Education and Child Studies
How do people develop and how do they learn? How does their environment affect them? How do we ensure that they develop in optimal fashion? And what can we do if problems occur? These are questions that the researchers at the Institute of Education and Child Studies try to answer.
In the middle of society
With their focus on child rearing, development, support services and education, the researchers at the Institute of Education and Child Studies have two feet in society. They are in regular contact with government institutions, schools, childcare organisations, care institutions, adoption agencies and foster organisations. Their research contributes to knowledge that can have an immediate effect on society.
For instance, they have developed and tested a video-feedback intervention to promote positive parenting and a support programme for the parents and guardians of young children. Moreover, they conduct research into areas such as reading and arithmetic methods, the development and prevention of aggression and antisocial behaviour in children, and learning in a digital world. Much of their knowledge is directly translated and applied at the Leiden University Treatment and Expertise Centre (LUBEC), for instance. Bachelor’s students also seek to answer questions from organisations in the working arena during their graduation projects. They thus gain experience in translating knowledge to the practice.
The research themes at the Institute are wide. The researchers focus on child rearing and the development of children and adolescents with and without developmental and other problems, in biological and non-biological families, childcare, education and care institutions. Important areas of focus are clinical neurodevelopmental sciences, forensic family science (including child abuse) and teaching.
The researchers use a wide range of research methods and have broad expertise in data analysis. A team of statisticians and research methodologists support the researchers wherever necessary. Various research techniques are used, such as MRI, EEG, eye tracking, behaviour studies, hormone measurements and standardised tests. Observation research is conducted not only in the Institute’s own labs but also in the home environment of children, parents, guardians and teachers. Master’s students help develop and conduct the research during their graduation projects.

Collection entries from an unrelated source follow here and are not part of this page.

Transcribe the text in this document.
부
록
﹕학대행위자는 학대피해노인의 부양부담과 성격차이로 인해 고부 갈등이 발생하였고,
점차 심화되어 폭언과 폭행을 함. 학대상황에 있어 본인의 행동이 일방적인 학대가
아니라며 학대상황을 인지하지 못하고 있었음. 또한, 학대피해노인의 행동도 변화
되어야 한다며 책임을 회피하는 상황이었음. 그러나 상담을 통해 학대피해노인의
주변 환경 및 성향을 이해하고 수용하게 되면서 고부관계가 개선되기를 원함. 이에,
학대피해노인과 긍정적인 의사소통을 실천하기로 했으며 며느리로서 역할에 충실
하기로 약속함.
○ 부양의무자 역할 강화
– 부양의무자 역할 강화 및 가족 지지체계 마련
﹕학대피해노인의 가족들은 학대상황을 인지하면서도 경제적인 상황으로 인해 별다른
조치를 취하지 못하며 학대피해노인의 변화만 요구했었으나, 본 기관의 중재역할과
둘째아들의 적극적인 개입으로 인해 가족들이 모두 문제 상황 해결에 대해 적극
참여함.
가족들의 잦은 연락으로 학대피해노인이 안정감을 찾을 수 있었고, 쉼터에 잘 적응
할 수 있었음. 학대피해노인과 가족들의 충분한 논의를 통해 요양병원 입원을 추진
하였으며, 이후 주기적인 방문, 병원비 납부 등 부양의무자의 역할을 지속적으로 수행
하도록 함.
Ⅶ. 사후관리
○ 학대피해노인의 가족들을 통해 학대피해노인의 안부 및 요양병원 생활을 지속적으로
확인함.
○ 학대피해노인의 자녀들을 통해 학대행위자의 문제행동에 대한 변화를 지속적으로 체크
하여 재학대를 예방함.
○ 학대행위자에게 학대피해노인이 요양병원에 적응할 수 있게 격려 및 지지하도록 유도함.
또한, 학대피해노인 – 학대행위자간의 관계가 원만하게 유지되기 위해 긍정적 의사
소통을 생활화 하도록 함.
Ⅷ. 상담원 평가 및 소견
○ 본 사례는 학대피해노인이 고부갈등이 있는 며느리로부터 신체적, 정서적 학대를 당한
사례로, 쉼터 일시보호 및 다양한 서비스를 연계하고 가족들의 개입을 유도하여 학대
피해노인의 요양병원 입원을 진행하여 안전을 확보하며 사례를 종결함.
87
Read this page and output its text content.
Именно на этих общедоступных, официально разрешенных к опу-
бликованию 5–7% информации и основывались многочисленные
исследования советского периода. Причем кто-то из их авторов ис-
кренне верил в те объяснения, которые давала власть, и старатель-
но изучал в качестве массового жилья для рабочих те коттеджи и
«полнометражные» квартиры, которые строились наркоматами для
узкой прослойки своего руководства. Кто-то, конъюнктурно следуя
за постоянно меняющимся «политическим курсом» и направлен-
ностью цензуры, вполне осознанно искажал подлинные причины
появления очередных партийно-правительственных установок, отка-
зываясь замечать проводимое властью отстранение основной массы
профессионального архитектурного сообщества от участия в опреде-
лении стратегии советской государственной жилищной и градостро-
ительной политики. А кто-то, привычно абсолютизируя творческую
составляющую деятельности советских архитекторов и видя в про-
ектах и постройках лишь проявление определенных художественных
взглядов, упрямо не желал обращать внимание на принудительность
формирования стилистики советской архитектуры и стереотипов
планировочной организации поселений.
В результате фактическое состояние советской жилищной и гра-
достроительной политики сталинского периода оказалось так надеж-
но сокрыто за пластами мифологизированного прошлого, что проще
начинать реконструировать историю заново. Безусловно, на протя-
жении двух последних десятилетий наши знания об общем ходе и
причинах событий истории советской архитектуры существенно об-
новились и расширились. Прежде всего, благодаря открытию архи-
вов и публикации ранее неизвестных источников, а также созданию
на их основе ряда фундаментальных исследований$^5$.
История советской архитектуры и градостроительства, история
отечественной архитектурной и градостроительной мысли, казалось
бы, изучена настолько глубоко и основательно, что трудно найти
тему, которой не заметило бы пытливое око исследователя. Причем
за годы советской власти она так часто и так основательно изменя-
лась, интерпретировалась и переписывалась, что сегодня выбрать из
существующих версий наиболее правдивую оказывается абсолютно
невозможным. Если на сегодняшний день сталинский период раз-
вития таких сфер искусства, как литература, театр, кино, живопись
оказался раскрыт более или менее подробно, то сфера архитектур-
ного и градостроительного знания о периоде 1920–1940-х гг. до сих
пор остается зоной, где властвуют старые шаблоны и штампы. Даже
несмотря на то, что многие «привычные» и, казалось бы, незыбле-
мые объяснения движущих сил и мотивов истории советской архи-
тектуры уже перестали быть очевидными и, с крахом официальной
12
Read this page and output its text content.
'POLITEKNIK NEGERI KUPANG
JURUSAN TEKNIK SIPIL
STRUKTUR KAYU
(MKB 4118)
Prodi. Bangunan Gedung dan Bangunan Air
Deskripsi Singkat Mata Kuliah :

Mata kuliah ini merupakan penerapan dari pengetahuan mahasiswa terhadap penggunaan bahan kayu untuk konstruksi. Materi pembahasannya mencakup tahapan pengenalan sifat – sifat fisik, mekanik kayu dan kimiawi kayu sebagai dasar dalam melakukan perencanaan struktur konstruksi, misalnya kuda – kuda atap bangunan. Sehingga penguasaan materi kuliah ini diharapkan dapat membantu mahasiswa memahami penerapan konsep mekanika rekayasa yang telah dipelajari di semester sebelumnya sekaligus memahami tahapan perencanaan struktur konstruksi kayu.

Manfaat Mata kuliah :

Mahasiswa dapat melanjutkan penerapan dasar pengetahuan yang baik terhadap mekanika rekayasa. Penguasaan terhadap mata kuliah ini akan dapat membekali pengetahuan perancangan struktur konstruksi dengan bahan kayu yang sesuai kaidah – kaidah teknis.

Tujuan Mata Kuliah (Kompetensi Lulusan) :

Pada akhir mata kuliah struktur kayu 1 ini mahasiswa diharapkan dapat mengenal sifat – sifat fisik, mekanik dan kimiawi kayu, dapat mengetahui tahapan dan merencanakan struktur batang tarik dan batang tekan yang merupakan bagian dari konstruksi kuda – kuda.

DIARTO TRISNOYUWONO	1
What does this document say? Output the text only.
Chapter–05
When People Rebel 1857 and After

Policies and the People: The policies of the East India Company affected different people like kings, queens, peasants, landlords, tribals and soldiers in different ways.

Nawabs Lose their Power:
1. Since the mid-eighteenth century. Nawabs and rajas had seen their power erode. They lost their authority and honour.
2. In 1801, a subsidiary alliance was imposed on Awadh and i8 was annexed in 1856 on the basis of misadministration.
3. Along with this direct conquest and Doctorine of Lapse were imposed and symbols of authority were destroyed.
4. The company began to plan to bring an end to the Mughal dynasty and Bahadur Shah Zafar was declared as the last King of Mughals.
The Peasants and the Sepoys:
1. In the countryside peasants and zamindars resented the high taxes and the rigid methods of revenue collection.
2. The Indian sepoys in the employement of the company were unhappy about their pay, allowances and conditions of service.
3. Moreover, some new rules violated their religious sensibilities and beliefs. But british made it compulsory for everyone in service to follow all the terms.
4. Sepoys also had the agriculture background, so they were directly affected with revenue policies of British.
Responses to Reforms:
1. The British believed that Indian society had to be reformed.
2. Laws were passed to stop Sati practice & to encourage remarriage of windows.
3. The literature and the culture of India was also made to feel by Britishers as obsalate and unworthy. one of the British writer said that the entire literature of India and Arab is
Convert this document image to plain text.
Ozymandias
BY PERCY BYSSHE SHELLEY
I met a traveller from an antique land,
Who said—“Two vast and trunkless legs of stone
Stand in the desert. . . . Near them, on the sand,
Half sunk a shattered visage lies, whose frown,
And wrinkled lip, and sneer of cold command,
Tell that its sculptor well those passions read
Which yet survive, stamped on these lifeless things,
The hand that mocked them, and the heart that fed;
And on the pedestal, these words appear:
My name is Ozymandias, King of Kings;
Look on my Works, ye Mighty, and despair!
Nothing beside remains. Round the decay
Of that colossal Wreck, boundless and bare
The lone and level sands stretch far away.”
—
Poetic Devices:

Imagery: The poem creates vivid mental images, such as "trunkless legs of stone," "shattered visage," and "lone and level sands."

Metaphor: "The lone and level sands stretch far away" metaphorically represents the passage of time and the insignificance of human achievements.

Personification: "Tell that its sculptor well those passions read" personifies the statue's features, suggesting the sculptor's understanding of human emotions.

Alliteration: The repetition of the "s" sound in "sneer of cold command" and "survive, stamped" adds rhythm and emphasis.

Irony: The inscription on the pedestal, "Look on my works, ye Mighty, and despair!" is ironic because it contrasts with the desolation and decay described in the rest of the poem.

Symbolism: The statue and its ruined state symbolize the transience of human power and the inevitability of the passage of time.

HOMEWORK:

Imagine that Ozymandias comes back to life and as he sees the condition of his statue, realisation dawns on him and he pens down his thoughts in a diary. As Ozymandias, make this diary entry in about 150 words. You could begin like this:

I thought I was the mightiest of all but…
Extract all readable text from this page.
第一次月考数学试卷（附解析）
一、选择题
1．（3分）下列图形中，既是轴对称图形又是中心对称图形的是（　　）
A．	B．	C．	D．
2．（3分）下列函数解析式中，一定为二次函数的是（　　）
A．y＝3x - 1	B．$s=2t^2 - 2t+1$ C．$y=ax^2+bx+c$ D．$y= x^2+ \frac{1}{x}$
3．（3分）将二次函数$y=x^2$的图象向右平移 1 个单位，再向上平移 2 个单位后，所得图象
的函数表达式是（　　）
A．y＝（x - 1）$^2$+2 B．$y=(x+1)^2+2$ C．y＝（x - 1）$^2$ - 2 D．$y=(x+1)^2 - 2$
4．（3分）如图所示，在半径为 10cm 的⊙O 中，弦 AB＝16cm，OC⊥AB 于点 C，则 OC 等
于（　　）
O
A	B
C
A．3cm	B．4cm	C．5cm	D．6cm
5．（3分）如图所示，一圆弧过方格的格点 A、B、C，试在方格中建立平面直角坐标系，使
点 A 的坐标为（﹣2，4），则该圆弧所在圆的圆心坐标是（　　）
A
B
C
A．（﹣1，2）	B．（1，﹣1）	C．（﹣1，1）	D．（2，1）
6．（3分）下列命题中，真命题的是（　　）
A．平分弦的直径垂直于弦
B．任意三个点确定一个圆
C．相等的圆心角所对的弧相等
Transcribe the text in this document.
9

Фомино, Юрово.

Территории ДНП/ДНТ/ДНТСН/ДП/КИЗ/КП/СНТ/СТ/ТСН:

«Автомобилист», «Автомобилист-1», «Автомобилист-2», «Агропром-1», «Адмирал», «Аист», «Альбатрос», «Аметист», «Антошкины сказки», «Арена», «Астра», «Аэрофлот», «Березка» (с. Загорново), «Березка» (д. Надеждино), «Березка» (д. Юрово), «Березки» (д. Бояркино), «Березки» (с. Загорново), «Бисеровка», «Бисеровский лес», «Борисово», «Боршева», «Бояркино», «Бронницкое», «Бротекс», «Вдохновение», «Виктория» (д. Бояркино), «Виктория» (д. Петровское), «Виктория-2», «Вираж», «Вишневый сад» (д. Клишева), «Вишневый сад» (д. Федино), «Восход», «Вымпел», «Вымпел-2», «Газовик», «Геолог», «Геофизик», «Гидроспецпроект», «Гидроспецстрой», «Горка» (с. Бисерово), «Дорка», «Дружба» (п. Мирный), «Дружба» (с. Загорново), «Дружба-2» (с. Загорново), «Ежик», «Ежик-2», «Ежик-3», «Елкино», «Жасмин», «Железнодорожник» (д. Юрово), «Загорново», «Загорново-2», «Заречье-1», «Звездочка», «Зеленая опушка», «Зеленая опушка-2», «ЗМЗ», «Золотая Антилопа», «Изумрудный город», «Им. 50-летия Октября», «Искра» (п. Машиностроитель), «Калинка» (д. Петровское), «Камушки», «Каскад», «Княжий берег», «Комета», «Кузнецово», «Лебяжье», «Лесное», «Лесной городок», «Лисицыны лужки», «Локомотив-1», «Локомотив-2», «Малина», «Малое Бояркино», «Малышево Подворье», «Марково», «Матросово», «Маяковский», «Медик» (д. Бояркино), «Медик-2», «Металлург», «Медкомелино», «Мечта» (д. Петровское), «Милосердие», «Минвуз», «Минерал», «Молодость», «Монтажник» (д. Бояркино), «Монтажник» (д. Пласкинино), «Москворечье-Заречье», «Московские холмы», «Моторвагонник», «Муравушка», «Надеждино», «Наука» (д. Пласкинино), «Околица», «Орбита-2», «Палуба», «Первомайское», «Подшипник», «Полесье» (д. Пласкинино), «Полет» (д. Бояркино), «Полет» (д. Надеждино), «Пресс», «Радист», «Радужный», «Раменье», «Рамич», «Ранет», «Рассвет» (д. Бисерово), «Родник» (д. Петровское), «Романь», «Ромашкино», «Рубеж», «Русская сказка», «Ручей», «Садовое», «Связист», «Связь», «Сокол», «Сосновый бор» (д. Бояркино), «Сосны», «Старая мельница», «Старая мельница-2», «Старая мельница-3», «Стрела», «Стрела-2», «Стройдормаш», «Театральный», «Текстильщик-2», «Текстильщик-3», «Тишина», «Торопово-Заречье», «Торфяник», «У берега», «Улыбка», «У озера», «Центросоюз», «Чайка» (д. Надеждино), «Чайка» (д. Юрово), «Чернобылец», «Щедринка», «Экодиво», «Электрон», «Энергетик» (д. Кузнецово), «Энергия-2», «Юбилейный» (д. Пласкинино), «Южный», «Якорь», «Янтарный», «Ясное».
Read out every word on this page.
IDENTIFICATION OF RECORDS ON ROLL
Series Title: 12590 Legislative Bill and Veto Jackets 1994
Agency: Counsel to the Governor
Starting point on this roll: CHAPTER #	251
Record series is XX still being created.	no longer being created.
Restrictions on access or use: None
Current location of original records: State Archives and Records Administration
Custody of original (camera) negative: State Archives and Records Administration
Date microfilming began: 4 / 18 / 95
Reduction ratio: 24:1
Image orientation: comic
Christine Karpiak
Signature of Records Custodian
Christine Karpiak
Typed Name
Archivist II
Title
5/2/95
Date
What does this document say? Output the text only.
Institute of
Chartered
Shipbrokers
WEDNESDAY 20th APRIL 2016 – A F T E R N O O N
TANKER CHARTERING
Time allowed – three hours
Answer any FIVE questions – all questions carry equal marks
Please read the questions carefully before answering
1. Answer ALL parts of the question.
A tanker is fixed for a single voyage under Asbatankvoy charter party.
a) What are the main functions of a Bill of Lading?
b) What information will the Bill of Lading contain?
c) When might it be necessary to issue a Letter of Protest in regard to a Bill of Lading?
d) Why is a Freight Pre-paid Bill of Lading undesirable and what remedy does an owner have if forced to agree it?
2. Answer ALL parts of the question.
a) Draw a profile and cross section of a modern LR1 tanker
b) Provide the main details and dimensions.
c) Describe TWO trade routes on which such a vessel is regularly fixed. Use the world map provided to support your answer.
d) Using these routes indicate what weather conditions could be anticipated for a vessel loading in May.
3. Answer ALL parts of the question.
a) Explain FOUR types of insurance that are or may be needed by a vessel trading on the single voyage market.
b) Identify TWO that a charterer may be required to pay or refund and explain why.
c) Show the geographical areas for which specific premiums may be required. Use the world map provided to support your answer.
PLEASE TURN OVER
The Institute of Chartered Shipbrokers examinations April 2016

The collaboration with other disciplines is intensifying: the pedagogical context is essential to the legal position of minors, for instance. How do you decide if a child should carry on living at home or be taken into care? The Institute has partnerships with various other institutes and faculties (for instance, the Institute of Psychology, the Faculties of Law, Humanities, Governance and Global Affairs and Medicine) and its researchers work with many other partners within and outside the Leiden region, in the Netherlands and abroad.
Fundamental and applied
The research at the Institute of Education and Child Studies covers the entire spectrum from fundamental to applied. Its researchers study neurobiological processes, for instance, which can explain problems relating to development, learning and child rearing. They also look at how the knowledge that they have acquired can be applied in practice. They also conduct much experimental research, for instance in the lab or at schools. With this combination of fundamental and applied research, the Institute supports parents, carers, teachers and other professionals in their efforts to help children and adults develop in optimal fashion.